Report a problem - Animals

Pets can be our best friends but sometimes they can cause problems. On this page, you'll find information about:

Animal attacks

If you have a pet, you are responsible for keeping the animal from causing harm or being a nuisance to the wider community. You may be liable if the animal attacks someone or another animal.

To report an animal attack, contact us immediately on 07 5667 5990.

You can call us to report an animal attack at any time of the day or night. After normal business hours, please select option 1 to be diverted to our after-hours emergency service. You can also contact our after-hours emergency service directly by calling 1800 637 000.

We investigate all reported animal attacks. For information about our investigation process, please see our Pet education page.


Barking dogs

In this section, you'll find information about:

Dog owners' responsibilities

Dog owners are responsible for making sure their dogs don't bark too much and cause a noise nuisance. This is described in the Council of the City of Gold Coast Local Law No. 12 (Animal Management) 2013.

A barking dog is considered a noise nuisance if it makes a noise which:

  • occurs more than once, and
  • disrupts or inhibits an activity ordinarily carried out on adjoining or nearby residential premises.

For example, a barking dog is considered a noise nuisance if the dog stops someone from holding a conversation, watching television at ordinary volume, listening to the radio at ordinary volume, or falling or staying asleep.

Our Pet education page has information for dog owners about why dogs bark and what owners can do to reduce excessive barking. Our brochure gives more information about barking dogs:

Domestic animal noise nuisance(PDF, 214KB)

Not all dog barking is considered a noise nuisance. Barking is a natural behaviour for dogs and is one of the ways they communicate.

How to report a barking dog

If you have a problem with a barking dog and you believe you are experiencing noise nuisance, do not try to stop it barking by shouting or punishing it. Instead, you can follow these steps:

  1. Talk to the dog owner about the problem and give them time to solve it. You may like to refer them to our Pet education page or our Domestic animal noise nuisance brochure. It may take the owner some time to change the dog's behaviour.
  2. If the problem continues and can't be solved by talking to the dog owner, you can report the problem to us, and we will investigate. If we identify a noise nuisance, we can direct the person to solve the problem.
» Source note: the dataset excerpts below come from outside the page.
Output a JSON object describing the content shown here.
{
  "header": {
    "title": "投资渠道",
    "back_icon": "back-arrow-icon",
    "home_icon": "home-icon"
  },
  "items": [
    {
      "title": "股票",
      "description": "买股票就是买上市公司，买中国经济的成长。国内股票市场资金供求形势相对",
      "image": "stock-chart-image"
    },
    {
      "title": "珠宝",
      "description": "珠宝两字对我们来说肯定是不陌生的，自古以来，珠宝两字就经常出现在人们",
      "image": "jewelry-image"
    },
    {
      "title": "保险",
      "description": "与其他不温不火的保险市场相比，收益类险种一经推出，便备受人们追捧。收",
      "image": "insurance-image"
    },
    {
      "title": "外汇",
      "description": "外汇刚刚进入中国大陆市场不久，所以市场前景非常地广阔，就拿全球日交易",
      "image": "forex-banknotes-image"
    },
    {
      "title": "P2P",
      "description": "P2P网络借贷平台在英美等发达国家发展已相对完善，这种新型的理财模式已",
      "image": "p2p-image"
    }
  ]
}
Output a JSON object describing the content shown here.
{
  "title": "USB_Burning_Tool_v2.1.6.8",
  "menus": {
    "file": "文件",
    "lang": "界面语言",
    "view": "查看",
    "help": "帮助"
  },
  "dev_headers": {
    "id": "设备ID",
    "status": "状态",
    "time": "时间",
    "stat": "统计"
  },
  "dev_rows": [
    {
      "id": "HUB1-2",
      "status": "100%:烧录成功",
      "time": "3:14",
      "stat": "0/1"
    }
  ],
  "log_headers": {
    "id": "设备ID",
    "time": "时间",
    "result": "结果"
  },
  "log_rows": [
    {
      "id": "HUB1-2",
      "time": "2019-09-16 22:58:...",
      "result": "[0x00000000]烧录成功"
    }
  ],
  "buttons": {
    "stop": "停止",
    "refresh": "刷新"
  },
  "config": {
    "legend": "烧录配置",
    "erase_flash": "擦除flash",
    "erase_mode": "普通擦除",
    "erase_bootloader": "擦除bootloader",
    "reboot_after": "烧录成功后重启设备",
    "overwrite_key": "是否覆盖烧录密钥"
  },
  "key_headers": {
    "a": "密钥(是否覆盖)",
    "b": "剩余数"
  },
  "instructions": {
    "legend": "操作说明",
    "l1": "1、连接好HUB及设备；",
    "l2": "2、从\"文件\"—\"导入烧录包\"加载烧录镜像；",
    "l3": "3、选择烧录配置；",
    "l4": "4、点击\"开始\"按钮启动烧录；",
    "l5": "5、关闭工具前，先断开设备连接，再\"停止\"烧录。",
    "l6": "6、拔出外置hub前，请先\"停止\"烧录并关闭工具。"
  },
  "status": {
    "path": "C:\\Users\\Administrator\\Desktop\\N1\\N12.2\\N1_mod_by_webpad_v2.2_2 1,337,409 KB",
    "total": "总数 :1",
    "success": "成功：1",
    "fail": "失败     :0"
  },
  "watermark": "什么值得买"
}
You can:
    • report the barking dog online – provide us with as much information as possible, and make sure you complete every question on the form
    • contact us by phone on 07 5667 5990.

Report a barking dog online

What happens when you report a barking dog?

If you lodge a barking dog complaint with us, we will:

  • contact the animal's owner and let them know we have received a complaint
  • provide the dog's owner with information about why the dog may make excessive noise and suggest ways it could be resolved
  • give the dog owner two weeks to solve the noise problem.

If the noise nuisance continues after two weeks, we will ask you to complete a Noise Nuisance Record Sheet and send it to us.

When we receive your Noise Nuisance Record Sheet, we will investigate the problem to decide whether a nuisance exists.

Note: not all noise constitutes a noise nuisance under the local law, even if it annoys you.

If we can confirm a noise nuisance, we may serve a notice on the dog owner requiring them to stop the noise nuisance within a reasonable timeframe. If the dog owner does not stop the noise nuisance, we may issue up to two fines. If the noise nuisance continues, we may seize the dog or begin legal action.

Remember that not all noise is considered a noise nuisance, even if it annoys you. If we cannot determine that a nuisance exists, we are unable to take further action.

Your responsibilities when you report a barking dog

If you report a barking dog to us, you should:

  • keep us informed – give the dog owner some time to solve the problem and let us know what happens; it is your responsibility to let us know if the problem continues
  • keep complete and detailed records – you should keep a diary recording when the dog barks and how long the barking continues
  • be prepared to go to court – if we take legal action against the dog owner, you may be asked to attend court and give evidence.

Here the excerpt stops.